Tuesday, April 26, 2011

Softening a Main Character Just a Smidgeon

on_white_04I’m drawn, as a reader and a writer, to protagonists who aren’t all sweetness and light. They might just have a mischievous streak, or it could be something darker.

Occasionally, though, I’ve had to soften up a character when I’ve thought their bad traits pushed them over the line a little bit into unlikeable territory.

Softening a character’s rough edges is easy to do. In fact, you can do it with your antagonist, too—they’re probably not all bad, and making them multi-faceted can keep readers guessing and make these characters more realistic.

I was on a shopping expedition Saturday afternoon for plastic Easter eggs (I was definitely running a little behind on this errand.) All the stores were sold out by this time.

When I finally drove to Walmart, I was already in a stinky mood from going to three stores. The scanner at the self-checkout didn’t read the bar code (naturally.) I ended up in a long line for a surly cashier who didn’t even greet the customers ahead of me.

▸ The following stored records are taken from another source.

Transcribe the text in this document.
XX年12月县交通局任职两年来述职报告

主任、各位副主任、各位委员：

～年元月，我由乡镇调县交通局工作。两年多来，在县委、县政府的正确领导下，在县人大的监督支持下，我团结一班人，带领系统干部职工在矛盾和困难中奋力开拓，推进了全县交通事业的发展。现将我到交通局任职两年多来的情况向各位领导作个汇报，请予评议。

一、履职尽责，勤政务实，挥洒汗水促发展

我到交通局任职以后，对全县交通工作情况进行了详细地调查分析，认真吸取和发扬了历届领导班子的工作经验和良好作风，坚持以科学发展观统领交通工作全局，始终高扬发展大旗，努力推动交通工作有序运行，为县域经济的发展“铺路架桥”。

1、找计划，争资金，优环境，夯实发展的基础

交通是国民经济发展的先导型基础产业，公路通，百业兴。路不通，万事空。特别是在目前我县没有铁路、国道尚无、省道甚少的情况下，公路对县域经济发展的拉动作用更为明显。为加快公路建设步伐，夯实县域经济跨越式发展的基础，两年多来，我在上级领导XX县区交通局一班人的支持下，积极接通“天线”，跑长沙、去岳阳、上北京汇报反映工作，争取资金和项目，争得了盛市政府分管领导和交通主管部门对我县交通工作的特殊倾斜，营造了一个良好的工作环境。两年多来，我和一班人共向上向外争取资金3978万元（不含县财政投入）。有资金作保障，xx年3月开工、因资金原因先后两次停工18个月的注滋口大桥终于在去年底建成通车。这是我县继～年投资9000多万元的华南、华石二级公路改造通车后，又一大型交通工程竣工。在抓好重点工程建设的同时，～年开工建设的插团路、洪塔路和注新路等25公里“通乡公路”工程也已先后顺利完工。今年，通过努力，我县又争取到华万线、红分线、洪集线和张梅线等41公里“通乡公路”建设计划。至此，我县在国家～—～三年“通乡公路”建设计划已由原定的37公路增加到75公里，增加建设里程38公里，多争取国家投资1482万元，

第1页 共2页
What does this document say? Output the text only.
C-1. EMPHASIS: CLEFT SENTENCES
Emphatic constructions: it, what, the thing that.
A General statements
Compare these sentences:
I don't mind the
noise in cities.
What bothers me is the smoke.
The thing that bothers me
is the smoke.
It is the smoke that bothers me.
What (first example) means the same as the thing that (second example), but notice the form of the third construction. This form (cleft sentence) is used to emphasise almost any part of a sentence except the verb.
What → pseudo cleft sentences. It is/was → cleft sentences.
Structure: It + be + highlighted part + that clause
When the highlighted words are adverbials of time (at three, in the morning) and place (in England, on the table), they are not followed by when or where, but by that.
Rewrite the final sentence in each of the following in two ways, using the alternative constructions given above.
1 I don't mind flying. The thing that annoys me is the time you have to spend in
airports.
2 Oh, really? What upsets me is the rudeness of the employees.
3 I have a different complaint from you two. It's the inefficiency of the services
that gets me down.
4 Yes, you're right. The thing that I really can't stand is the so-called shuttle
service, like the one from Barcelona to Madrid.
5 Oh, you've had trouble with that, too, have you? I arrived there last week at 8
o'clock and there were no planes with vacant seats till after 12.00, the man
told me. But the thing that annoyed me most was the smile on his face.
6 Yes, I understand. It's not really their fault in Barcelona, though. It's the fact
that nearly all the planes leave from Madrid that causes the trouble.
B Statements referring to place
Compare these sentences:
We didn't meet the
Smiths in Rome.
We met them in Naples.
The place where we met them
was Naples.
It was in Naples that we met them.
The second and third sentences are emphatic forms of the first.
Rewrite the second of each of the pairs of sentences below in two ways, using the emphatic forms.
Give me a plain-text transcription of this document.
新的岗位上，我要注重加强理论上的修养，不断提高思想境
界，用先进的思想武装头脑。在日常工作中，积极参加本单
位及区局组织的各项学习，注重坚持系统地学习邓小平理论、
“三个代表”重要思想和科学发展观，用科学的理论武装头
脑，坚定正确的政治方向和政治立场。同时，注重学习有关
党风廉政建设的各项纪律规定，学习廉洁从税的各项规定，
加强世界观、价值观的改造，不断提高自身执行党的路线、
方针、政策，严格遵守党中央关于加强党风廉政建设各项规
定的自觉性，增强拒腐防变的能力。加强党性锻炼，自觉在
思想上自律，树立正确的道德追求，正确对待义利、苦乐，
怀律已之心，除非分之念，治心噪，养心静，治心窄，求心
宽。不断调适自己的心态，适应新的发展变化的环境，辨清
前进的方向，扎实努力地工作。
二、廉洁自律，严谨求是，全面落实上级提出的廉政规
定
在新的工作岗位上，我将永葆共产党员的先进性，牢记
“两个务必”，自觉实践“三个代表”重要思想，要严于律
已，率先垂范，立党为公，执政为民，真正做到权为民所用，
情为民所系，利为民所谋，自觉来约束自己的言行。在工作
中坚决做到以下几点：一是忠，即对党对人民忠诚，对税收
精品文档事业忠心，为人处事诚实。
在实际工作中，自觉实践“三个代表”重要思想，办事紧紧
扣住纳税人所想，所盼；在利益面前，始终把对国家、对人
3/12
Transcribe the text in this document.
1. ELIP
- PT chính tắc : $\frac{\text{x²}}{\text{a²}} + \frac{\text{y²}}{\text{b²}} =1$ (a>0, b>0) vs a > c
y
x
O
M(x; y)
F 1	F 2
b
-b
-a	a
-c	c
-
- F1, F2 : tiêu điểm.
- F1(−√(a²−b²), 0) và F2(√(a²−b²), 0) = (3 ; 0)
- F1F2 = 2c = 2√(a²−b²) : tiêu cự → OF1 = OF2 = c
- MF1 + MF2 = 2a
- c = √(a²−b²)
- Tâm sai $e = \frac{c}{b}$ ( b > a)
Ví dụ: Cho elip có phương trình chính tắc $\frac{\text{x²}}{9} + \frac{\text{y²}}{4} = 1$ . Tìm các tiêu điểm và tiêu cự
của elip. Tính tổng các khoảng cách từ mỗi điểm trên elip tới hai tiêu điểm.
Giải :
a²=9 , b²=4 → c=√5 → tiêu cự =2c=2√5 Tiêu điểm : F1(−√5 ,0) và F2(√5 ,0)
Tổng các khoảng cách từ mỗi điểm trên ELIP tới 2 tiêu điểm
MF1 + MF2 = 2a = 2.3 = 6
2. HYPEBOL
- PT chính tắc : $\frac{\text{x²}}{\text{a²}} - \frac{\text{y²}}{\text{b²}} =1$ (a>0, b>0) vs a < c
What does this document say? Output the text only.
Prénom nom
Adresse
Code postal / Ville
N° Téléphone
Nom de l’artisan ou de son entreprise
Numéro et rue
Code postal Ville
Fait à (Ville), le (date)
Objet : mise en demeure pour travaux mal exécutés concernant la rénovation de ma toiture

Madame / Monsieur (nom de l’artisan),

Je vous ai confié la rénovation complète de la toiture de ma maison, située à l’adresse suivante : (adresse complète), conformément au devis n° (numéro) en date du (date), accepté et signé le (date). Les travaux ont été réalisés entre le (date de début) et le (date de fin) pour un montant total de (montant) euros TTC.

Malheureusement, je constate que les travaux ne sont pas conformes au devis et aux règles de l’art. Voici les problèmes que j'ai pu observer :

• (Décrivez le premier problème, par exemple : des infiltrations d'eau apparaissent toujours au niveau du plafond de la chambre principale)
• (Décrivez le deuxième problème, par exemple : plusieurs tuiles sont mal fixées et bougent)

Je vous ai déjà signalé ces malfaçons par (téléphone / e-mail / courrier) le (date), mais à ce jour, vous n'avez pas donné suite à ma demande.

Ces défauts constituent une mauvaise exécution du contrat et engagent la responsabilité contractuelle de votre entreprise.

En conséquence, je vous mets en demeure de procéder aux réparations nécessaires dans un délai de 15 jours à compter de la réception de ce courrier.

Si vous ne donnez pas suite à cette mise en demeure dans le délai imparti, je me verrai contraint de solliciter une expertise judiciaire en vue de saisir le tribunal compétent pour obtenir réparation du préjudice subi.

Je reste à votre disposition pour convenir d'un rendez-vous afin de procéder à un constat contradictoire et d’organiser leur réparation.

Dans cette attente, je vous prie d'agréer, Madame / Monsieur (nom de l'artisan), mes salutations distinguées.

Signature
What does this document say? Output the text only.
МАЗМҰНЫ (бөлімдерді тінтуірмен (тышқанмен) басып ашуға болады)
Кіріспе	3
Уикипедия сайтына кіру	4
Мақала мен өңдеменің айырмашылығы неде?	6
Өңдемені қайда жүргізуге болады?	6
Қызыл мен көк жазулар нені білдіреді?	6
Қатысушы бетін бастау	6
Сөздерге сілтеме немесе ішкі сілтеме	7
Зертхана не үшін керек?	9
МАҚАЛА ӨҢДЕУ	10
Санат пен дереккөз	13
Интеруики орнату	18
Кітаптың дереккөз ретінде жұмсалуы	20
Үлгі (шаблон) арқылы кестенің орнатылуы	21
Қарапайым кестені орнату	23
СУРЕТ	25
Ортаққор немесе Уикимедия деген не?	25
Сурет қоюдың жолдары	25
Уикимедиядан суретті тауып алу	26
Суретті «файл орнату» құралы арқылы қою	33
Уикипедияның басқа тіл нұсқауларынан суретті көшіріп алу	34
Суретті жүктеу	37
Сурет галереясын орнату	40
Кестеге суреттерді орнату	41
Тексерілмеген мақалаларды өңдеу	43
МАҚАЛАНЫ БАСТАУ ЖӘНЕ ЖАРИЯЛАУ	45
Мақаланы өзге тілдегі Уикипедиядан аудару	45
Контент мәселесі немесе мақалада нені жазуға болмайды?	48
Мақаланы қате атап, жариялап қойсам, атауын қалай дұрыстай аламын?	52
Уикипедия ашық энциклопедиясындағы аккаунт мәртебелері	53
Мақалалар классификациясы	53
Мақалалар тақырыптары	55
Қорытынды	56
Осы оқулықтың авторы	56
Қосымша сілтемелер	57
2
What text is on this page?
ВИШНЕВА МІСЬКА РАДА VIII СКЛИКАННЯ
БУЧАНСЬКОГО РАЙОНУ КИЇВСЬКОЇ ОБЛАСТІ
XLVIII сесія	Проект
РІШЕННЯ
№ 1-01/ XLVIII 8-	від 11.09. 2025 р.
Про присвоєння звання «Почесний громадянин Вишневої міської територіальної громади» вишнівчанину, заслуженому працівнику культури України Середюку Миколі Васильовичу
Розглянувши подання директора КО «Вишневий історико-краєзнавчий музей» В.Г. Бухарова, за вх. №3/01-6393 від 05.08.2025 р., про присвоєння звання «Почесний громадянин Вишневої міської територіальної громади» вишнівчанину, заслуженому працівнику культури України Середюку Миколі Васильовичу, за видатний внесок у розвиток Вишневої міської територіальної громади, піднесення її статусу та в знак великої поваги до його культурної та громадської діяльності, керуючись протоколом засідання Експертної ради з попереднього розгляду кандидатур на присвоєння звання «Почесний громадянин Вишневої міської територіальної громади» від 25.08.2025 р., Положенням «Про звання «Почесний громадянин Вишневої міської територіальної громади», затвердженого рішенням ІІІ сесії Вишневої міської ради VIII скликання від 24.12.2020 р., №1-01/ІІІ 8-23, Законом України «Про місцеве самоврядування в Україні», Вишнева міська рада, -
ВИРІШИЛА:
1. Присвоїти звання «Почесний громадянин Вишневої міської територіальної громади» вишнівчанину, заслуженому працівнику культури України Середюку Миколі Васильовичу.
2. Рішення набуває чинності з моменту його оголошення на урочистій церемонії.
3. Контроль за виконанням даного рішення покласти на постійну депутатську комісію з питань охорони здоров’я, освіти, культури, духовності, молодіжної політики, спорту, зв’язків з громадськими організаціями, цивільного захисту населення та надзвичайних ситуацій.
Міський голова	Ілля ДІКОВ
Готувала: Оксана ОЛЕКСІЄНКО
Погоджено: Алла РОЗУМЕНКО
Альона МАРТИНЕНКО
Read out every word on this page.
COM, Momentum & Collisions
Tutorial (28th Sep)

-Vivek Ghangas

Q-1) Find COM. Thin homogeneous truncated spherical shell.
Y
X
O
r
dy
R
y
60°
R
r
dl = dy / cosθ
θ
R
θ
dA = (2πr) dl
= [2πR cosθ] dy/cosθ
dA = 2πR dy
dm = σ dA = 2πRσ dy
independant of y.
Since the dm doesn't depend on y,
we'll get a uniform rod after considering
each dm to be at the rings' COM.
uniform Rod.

What’s more, I suddenly noticed that the eggs were $3 for fewer than a dozen. #%$#%#!!

“You could get twice as many eggs for half as much money,” the cashier abruptly said when I finally got the front of the line. “They’re right there on the wall…just there. I’ll wait for you.”

I pretended there weren’t twenty people muttering darkly in the line behind me and dashed over to get the cheap eggs. And I’ll tell you, I was just like the Grinch in the cartoon—my heart grew three sizes that day. I wasn’t exactly the nicest Walmart shopper Saturday, but when I thanked the cashier and smiled, I think she softened toward her crabby customer, too. And probably felt pleased with herself for being helpful.

I know when I’m reading a book and I’ve already pegged a character as unlikeable, having them do something unexpectedly nice can give them a layer of dimension. We’re not all bad and not all good (well, most of us, anyway.)

I really like the little glimpses of kindness instead of huge shifts in behavior. If it’s too big of a change for the character (and the change isn’t explained by a brush with death or something equally major), then it seems more that the character is just acting out of character (less of a good thing.)

Have you ever had to soften a character? Ever read one that should have been softened?